Warmer summers could mean Zika and dengue move into Canada, experts warn
Global News
Zika virus and dengue fever are mostly found in tropical locations, but insect and health experts are warning climate change could bring them to Canada.
With record-breaking heat waves and warmer summers, there are growing concerns from public health officials and those who study insects that insect-borne viruses and diseases normally not seen in Canada could become more commonplace.

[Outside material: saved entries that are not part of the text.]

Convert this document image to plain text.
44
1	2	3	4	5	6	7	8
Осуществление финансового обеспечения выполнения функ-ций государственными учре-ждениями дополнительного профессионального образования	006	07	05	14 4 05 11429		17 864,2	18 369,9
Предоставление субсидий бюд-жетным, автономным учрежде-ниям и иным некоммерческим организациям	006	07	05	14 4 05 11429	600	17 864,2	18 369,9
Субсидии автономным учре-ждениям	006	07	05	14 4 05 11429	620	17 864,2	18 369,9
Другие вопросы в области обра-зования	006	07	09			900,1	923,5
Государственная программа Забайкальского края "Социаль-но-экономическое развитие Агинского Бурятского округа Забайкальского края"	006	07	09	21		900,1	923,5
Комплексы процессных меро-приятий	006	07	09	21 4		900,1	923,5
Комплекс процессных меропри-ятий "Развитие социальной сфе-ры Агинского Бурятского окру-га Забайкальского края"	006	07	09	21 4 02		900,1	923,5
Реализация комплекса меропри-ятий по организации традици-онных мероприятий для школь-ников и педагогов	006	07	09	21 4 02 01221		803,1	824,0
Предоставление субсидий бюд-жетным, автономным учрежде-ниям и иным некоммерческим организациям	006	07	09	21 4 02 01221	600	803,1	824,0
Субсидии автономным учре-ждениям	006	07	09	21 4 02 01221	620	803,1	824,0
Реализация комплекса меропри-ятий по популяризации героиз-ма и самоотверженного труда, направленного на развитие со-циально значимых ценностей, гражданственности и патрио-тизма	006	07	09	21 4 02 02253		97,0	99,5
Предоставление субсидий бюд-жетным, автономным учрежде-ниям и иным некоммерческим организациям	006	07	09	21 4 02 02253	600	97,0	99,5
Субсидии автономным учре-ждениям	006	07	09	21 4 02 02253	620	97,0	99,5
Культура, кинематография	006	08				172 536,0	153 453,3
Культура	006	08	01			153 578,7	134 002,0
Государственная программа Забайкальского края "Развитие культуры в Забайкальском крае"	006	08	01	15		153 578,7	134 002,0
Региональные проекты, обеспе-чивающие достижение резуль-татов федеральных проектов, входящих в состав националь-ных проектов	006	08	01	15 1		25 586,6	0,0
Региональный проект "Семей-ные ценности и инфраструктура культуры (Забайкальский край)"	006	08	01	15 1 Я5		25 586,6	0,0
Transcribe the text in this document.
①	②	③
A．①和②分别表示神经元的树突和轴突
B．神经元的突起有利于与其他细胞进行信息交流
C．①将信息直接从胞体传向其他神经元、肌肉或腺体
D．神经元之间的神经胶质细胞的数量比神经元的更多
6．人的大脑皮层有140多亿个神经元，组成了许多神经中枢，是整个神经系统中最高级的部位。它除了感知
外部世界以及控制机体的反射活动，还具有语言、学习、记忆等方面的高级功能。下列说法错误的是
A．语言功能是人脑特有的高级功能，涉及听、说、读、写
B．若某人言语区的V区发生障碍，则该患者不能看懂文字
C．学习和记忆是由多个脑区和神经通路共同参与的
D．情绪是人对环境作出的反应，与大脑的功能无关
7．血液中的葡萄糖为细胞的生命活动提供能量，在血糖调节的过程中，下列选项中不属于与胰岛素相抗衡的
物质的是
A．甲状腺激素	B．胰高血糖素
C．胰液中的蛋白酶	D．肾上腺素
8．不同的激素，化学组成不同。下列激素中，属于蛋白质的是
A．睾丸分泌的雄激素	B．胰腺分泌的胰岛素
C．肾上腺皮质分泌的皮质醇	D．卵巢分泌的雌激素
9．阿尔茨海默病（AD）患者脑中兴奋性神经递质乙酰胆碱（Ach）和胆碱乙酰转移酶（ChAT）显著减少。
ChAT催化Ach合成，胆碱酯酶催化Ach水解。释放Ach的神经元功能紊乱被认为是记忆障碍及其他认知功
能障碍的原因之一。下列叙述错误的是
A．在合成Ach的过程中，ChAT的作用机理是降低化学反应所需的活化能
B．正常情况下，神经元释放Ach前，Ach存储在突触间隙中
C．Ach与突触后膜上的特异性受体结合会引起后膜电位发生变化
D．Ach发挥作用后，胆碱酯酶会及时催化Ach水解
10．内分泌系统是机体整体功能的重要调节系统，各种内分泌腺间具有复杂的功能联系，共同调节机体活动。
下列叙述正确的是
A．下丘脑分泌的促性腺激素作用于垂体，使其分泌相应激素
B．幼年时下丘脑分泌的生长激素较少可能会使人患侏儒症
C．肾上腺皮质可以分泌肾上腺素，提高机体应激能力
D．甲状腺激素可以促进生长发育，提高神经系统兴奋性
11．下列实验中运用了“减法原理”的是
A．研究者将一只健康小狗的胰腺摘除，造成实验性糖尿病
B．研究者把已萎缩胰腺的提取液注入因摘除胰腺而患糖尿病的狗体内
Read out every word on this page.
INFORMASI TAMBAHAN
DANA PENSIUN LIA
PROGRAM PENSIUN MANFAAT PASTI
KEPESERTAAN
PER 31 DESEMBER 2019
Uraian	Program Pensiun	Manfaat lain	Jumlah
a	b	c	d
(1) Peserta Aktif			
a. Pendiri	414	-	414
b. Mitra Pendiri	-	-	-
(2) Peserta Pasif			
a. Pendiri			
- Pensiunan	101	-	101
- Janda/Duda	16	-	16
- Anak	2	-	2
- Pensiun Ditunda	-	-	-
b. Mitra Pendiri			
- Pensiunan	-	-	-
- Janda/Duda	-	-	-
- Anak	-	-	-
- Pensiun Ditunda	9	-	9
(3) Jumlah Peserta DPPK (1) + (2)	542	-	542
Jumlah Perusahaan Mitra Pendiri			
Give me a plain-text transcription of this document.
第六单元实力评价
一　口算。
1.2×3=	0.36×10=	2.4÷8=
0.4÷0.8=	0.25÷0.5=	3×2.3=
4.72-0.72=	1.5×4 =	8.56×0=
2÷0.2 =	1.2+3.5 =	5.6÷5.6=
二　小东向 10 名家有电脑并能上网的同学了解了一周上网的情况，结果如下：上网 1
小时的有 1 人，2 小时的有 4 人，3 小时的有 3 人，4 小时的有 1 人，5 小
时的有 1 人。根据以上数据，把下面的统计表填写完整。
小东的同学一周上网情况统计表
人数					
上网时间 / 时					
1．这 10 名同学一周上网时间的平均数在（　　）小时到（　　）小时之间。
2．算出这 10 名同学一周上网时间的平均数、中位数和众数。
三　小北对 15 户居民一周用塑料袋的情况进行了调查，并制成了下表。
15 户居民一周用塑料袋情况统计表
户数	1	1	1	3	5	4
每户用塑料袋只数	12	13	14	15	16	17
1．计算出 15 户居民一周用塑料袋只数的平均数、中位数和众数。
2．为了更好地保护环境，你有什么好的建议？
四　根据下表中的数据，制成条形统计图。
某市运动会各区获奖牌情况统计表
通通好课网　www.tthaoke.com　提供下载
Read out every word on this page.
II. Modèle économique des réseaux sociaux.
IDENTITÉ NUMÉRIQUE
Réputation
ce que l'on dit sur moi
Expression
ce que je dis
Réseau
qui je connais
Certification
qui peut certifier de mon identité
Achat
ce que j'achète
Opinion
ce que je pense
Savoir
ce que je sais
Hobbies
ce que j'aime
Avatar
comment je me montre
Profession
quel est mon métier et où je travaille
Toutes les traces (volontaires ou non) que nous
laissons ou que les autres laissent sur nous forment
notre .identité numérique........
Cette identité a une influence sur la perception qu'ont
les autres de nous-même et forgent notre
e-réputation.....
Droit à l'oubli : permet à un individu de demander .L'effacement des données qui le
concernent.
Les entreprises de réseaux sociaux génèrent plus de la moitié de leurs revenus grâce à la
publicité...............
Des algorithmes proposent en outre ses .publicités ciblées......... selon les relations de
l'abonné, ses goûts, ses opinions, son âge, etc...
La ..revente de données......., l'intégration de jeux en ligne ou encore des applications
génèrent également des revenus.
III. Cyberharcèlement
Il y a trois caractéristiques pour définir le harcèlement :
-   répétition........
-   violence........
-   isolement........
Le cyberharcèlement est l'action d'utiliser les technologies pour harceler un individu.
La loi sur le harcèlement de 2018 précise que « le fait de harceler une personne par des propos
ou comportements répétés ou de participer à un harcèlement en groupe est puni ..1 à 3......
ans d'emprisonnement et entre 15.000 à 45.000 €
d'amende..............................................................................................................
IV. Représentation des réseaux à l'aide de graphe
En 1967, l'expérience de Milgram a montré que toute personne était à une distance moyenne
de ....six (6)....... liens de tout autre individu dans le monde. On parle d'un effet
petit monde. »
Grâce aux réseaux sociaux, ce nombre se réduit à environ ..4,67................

Fiona Hunter, a professor of medical and veterinary entomology — the study of insects — told Global News that while cases of Zika virus or dengue fever often are seen in “exotic” locations, that could change.
“All it takes really is to have a population of competent mosquitoes in a place and have somebody who’s travelled and then picked up one of these viruses, comes home, gets bitten by the local mosquitoes and those local mosquitoes bite their neighbours,” Hunter said.
Zika and dengue are commonly found in tropical regions like the western Pacific, parts of Africa and South America.
The Public Health Agency of Canada (PHAC) notes the mosquitoes that transmit Zika are not established in the country due to climate, while dengue is namely seen through imported cases ranging from 200 to 300 annually.
Canada’s species also can’t transmit or be infected with dengue, needing a local population of the Asian tiger mosquito that carries it, and though there’s a small group in Windsor, Ont., transmission likelihood is low.
But while Canada’s climate has kept these insects from spreading across more areas of the country in the past, Sebastien Chouinard with Environment and Climate Change Canada noted on Wednesday that temperatures are rising.
“August saw higher than normal temperatures in most of the country,” Chouinard, director of the department’s meteorological team, said in a federal wildfire and hurricane update. “Over the past decade we have seen higher temperatures and this is because of climate change.”